Assessing environmental contamination in Dutch and Belgian nursing homes: a cross-border ATP-based study

A. van Arkel*, I. Willemsen, A. Schuermans, C. Wijkmans, W. Dhaeze, C.J.P.A. Hoebe, J. Kluytmans
*Amphia Hospital, The Netherlands

Journal of Hospital Infection (2026) 169, 29-34

背景

ナーシングホームにおける微生物の拡散を低減するためには、清掃の適切な測定評価が必要である。

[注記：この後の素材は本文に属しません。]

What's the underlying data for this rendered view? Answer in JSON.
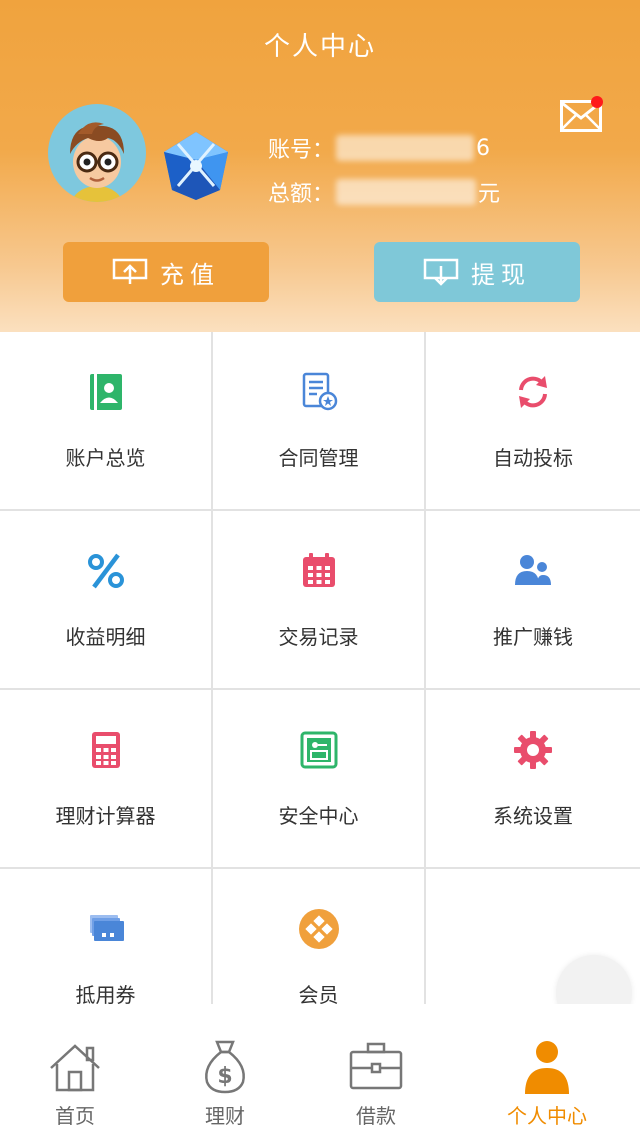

ATP 測定は、汚染の定量において有用なツールとなり得る。

目的

複数のナーシングホームにおいて環境汚染を客観的に測定し、その結果により最も汚染された媒介物を重点的に清掃できるようにする。

方法

ナーシングホーム 28 施設の複数病棟において、標準化された ATP 測定を実施した。病棟ごとに事前に規定した 15 の表面を、3M Clean Trace NG Luminometer により測定した。結果を相対発光量(RLU)で示した。RLU 値 1,000 超の場合に「清潔でない」とみなした。RLU 測定値の違いを、国および媒介物のグループ間で比較した。

結果

計 1,794 回の ATP 測定を実施し、ナーシングホーム 1 施設あたり 28 回から最高 202 回の範囲であった。RLU 中央値は 1,037(範囲:1 ~ 376,880)、測定値の 51.3%は RLU 値 1,000 超であった。国および媒介物のグループ間で有意差が認められた。

結論

ATP 測定値は、ナーシングホームにおける環境汚染のレベルを決定するための客観的アプローチとして利用できる。ATP 値における有意差が、ナーシングホーム間および各国間で認められた。さらに、媒介物のグループ間で顕著な差が認められた。これらの結果は、ナーシングホーム内の清潔度を改善するために利用し得る標的を提供している。

サマリー原文(英語)はこちら

監訳者コメント

環境整備は、過去には肉眼的にホコリがなく、きれいであれば、それで良しとされてきた。しかしながら、耐性菌やノロウイルスなど、乾燥した環境でも感染性を持続する病原体が、感染対策上問題となり、介護施設においても、病院同様に環境整備は重要視されるようになっている。ATP 測定は視覚評価では把握困難な汚染を定量化し、環境整備の重点対象を明確化する有用な手法であるが、微生物汚染そのものを直接反映する指標ではない。すなわち「有機物汚染≠病原体汚染」あることを良く理解しておく必要がある。一般的に測定したATP の数値により汚染度が評価され、1,000 RLU 未満が「清潔」、3,000 以上は「汚染」として判断される。ATP 測定は「絶対的な感染リスク評価」ではないものの、環境整備の評価のひとつの指標として、利用する価値はあるだろう。
※RLU 値とは?:RLU 値とは「Relative Light Unit」の略号で、相対的な光の量を表す。
例えば RLU 値が大きければ ATP 量が多いことを意味し(例:洗い残しが多い)、RLU 値が小さければ ATP 量が少ないということを意味する(洗い残しが少ない)。